The threshold generator 432 generates a threshold for the directionality of the edge as a reference for gain determination and a threshold for the size of the edge. The threshold may be set externally by the designer or user. The threshold value received from the outside may be a boundary of an angular range of edges having a constant magnitude or a constant slope gain or a boundary of an edge size range.

The gain determiner 434 determines the gain based on the edge direction detected by the edge direction detector 422 or the size of the edge detected by the edge size detector 424. That is, the gain is determined by comparing the threshold value generated by the threshold value generator 432 with the direction of the detected edge or the size of the edge. The magnitude of the gain may be fixed to the mapping graph based on the threshold value, an example of which will be described later with reference to FIGS. 6 and 7.

The gain corrector 436 multiplies the gain determined by the gain determiner 434 by the image signal filtered by the filter 410. Rather than having a constant gain regardless of the direction of the edge or the size of the edge, by multiplying the relatively small gain by the pixel at the edge or angle where the artifacts occur a lot, the cascading artifacts are reduced and the edge emphasis effect Can be obtained. The output of the gain corrector 436 is added to the original input video signal by the adder 440 to obtain a final output video signal.

FIG. 6 is a graph in which gain magnitudes are mapped according to edge direction according to an embodiment of the present invention.

Referring to FIG. 6, the magnitude of the gain with respect to the angle of the edge is shown as a mapping graph based on the thresholds th1, mid, and th2 generated by the threshold generator 432. The mapping graph is stored in the gain determiner 434 that receives the threshold value, and thus the gain may be determined according to the detected angle. When the angle of the edge corresponds to mid, since the cascading artifacts occur most frequently, the gain at this time may have the minimum gain. If the angle of the edge is less than th1 or more than th2, the gain is the same as MAX. In this case, there is little difference in artifacts, and the user thresholds are set to th1 and th2. Edge

Figure 112007003478115-pat00001
In the case where the angle is equal to, the gain determiner 434 determines the y-axis of the graph.
Figure 112007003478115-pat00002
Is determined as the gain. The mapping graph of FIG. 6 is just one example, and the mapping graph according to the angle of the edge may appear in various forms, and the number of thresholds may be smaller or larger.

FIG. 7A is a graph in which gain magnitudes are mapped according to edge sizes according to an embodiment of the present invention. FIG.

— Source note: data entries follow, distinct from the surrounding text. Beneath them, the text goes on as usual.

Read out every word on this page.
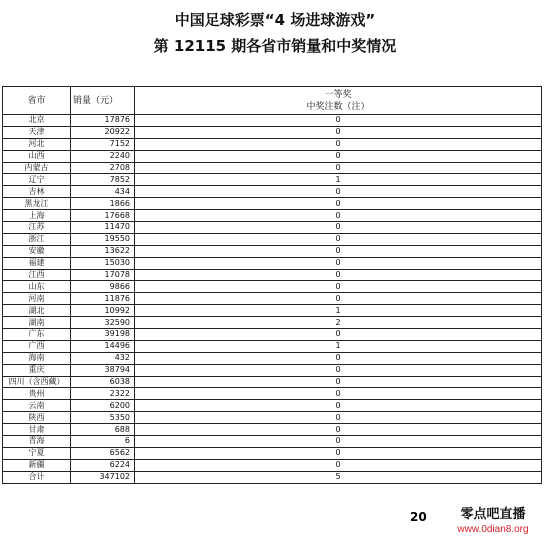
中国足球彩票“4 场进球游戏”
第 12115 期各省市销量和中奖情况
省市	销量（元）	一等奖
中奖注数（注）

北京	17876	0
天津	20922	0
河北	7152	0
山西	2240	0
内蒙古	2708	0
辽宁	7852	1
吉林	434	0
黑龙江	1866	0
上海	17668	0
江苏	11470	0
浙江	19550	0
安徽	13622	0
福建	15030	0
江西	17078	0
山东	9866	0
河南	11876	0
湖北	10992	1
湖南	32590	2
广东	39198	0
广西	14496	1
海南	432	0
重庆	38794	0
四川（含西藏）	6038	0
贵州	2322	0
云南	6200	0
陕西	5350	0
甘肃	688	0
青海	6	0
宁夏	6562	0
新疆	6224	0
合计	347102	5
20	零点吧直播
www.0dian8.org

Referring to FIG. 7A, when the size of the edge increases as the size of the edge increases, the size of the gain decreases as the size increases within the threshold range of th1 and th2. If the size of the edge is smaller than the threshold th1, the gain is equal to MAX, and if the size of the edge is greater than the threshold th2, the gain is equal to MIN. The threshold value is input from a designer or a user and is generated by the threshold generator 432. The gain magnitude including MAX and MIN is determined by the gain determiner 434 and stored as a mapping graph as shown in FIG. 7A.

FIG. 7B is a graph in which gain magnitudes are mapped according to edge sizes according to another embodiment of the present invention. FIG.

When the size of the edge increases as the size of the edge increases, the threshold may increase according to the size of the edge within the threshold range. The gain graph according to the size of the edge may appear in various ways in addition to the shapes of FIGS. 7A and 7B.

8 is a reference diagram illustrating the size of a pixel value of an edge according to an embodiment of the present invention.

The first graph of FIG. 8 is the same as the input image of FIG. 2, with the horizontal axis of each graph and the vertical axis representing pixel values. Since the area where the difference is large in the pixel values becomes the edge area, the inclined part becomes the edge area in the graph. When the input image signal is filtered by the filtering unit 410, the inclined portion is detected as shown in the second graph, and this value represents a difference from the pixel value referenced in the pixel near the edge region.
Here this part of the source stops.